Pixel Dash Nomo 2 is a bold, wide, low contrast, upright, normal x-height font.
Keywords: headlines, posters, branding, logotypes, ui display, techy, retro, industrial, playful, futuristic, digital display, texture emphasis, retro tech, graphic branding, rounded, modular, segmented, stencil-like, monoline.
A modular display face built from repeated horizontal dash segments with rounded ends, creating a quantized, segmented silhouette. Strokes are monoline and constructed on a consistent grid, with open counters and frequent gaps that act like internal cut-ins. The shapes feel squarish and wide-set overall, with generous sidebearings and a steady rhythm of stacked bars forming verticals, curves, and diagonals. In text, the segmented construction stays consistent across capitals, lowercase, and numerals, giving a uniform texture with strong horizontal striping.
Best suited for headlines, posters, labels, and identity work where the segmented texture can be a primary graphic element. It also works well for tech-themed UI display text, dashboards, and motion graphics, especially at medium to large sizes where the dash structure remains clearly legible.
The font reads as tech-forward and retro at the same time, reminiscent of early digital signage and instrument displays. Its dotted-bar construction gives it an industrial, coded feel, while the rounded terminals soften the tone into something more playful than severe.

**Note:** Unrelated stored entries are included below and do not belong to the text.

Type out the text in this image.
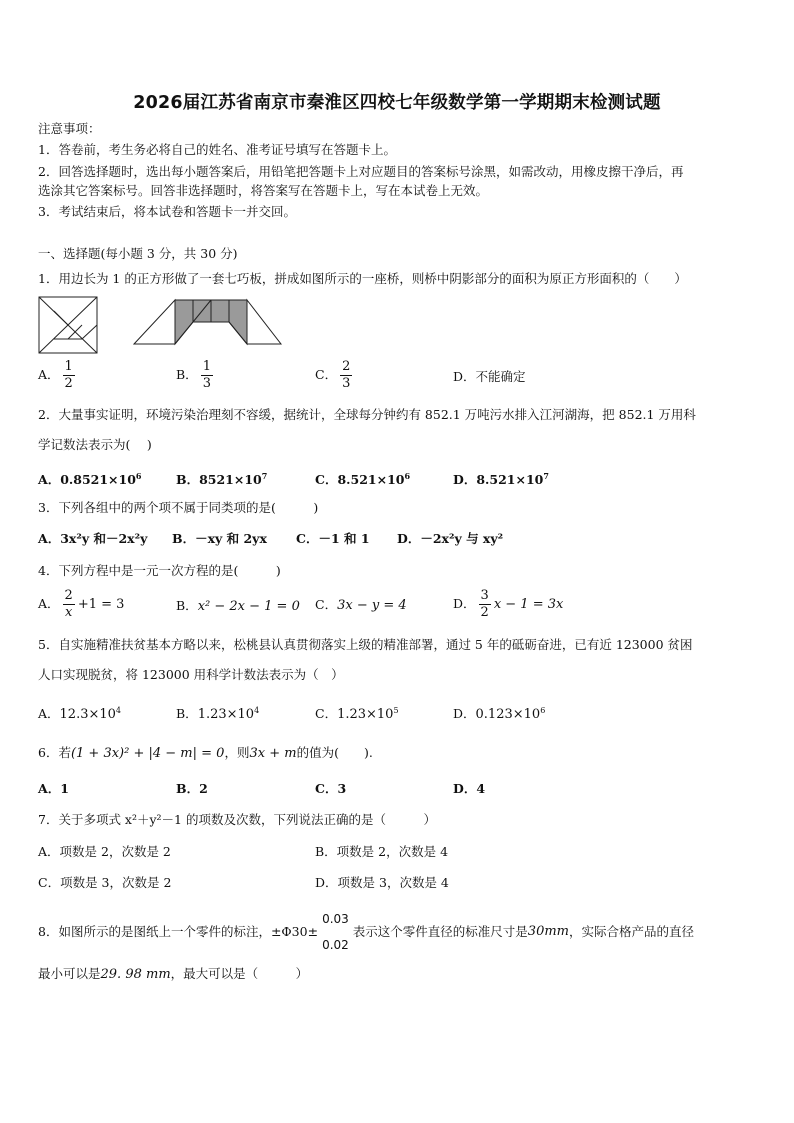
2026届江苏省南京市秦淮区四校七年级数学第一学期期末检测试题
注意事项：
1．答卷前，考生务必将自己的姓名、准考证号填写在答题卡上。
2．回答选择题时，选出每小题答案后，用铅笔把答题卡上对应题目的答案标号涂黑，如需改动，用橡皮擦干净后，再
选涂其它答案标号。回答非选择题时，将答案写在答题卡上，写在本试卷上无效。
3．考试结束后，将本试卷和答题卡一并交回。
一、选择题(每小题 3 分，共 30 分)
1．用边长为 1 的正方形做了一套七巧板，拼成如图所示的一座桥，则桥中阴影部分的面积为原正方形面积的（　　）
A． $\frac{1}{2}$	B． $\frac{1}{3}$	C． $\frac{2}{3}$	D．不能确定
2．大量事实证明，环境污染治理刻不容缓，据统计，全球每分钟约有 852.1 万吨污水排入江河湖海，把 852.1 万用科
学记数法表示为(　 )
A．$0.8521\times 10^6$	B．$8521\times 10^7$	C．$8.521\times 10^6$	D．$8.521\times 10^7$
3．下列各组中的两个项不属于同类项的是(　　　)
A．3x²y 和－2x²y B．－xy 和 2yx C．－1 和 1 D．－2x²y 与 xy²
4．下列方程中是一元一次方程的是(　　　)
A． $\frac{2}{x} +1 = 3$	B．x² − 2x − 1 = 0 C．3x − y = 4	D． $\frac{3}{2}$ x − 1 = 3x
5．自实施精准扶贫基本方略以来，松桃县认真贯彻落实上级的精准部署，通过 5 年的砥砺奋进，已有近 123000 贫困
人口实现脱贫，将 123000 用科学计数法表示为（　）
A．$12.3\times 10^4$	B．$1.23\times 10^4$	C．$1.23\times 10^5$	D．$0.123\times 10^6$
6．若(1 + 3x)² + |4 − m| = 0，则3x + m的值为(　　).
A．1	B．2	C．3	D．4
7．关于多项式 x²＋y²－1 的项数及次数，下列说法正确的是（　　　）
A．项数是 2，次数是 2	B．项数是 2，次数是 4
C．项数是 3，次数是 2	D．项数是 3，次数是 4
8．如图所示的是图纸上一个零件的标注，±Φ30±
0.03
0.02
表示这个零件直径的标准尺寸是30mm，实际合格产品的直径
最小可以是29. 98 mm，最大可以是（　　　）
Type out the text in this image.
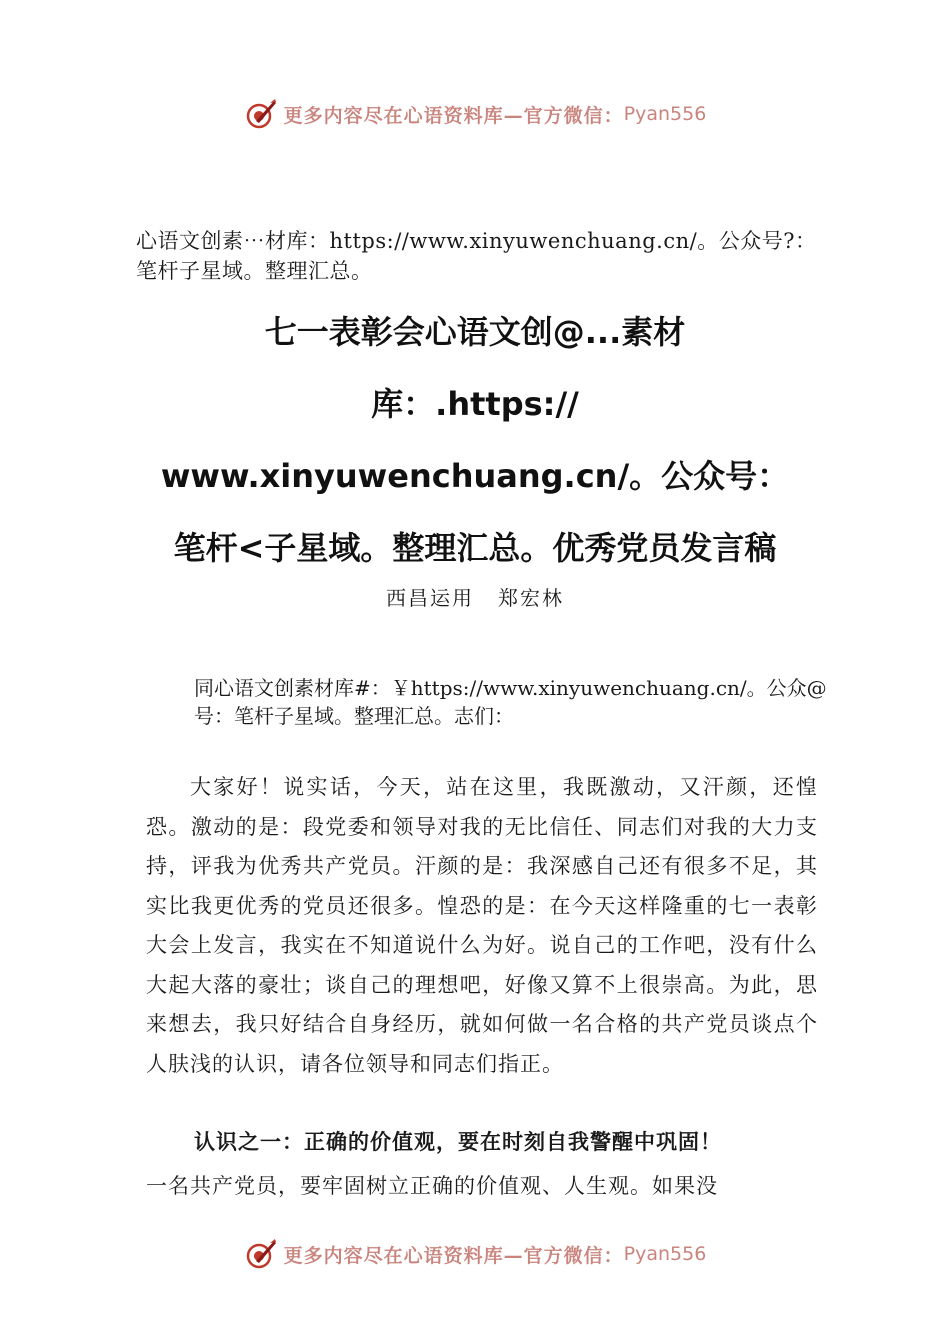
更多内容尽在心语资料库—官方微信： Pyan556
心语文创素⋯材库：https://www.xinyuwenchuang.cn/。公众号?：笔杆子星域。整理汇总。
七一表彰会心语文创@...素材
库：.https://
www.xinyuwenchuang.cn/。公众号：
笔杆<子星域。整理汇总。优秀党员发言稿
西昌运用 郑宏林
同心语文创素材库#：￥https://www.xinyuwenchuang.cn/。公众@号：笔杆子星域。整理汇总。志们：
大家好！说实话，今天，站在这里，我既激动，又汗颜，还惶恐。激动的是：段党委和领导对我的无比信任、同志们对我的大力支持，评我为优秀共产党员。汗颜的是：我深感自己还有很多不足，其实比我更优秀的党员还很多。惶恐的是：在今天这样隆重的七一表彰大会上发言，我实在不知道说什么为好。说自己的工作吧，没有什么大起大落的豪壮；谈自己的理想吧，好像又算不上很崇高。为此，思来想去，我只好结合自身经历，就如何做一名合格的共产党员谈点个人肤浅的认识，请各位领导和同志们指正。
认识之一：正确的价值观，要在时刻自我警醒中巩固！
一名共产党员，要牢固树立正确的价值观、人生观。如果没
更多内容尽在心语资料库—官方微信： Pyan556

The design appears intended to translate a digital, quantized construction into a bold display alphabet, using repeated rounded bars to create a consistent visual system. The goal seems to be strong thematic character—evoking electronic readouts—while keeping letterforms recognizable across cases and numerals.
Because many strokes are interrupted into short bars, small sizes can reduce letter differentiation, while larger settings emphasize the distinctive striped pattern. The numerals and punctuation inherit the same segmented logic, helping the type maintain a cohesive, display-oriented voice.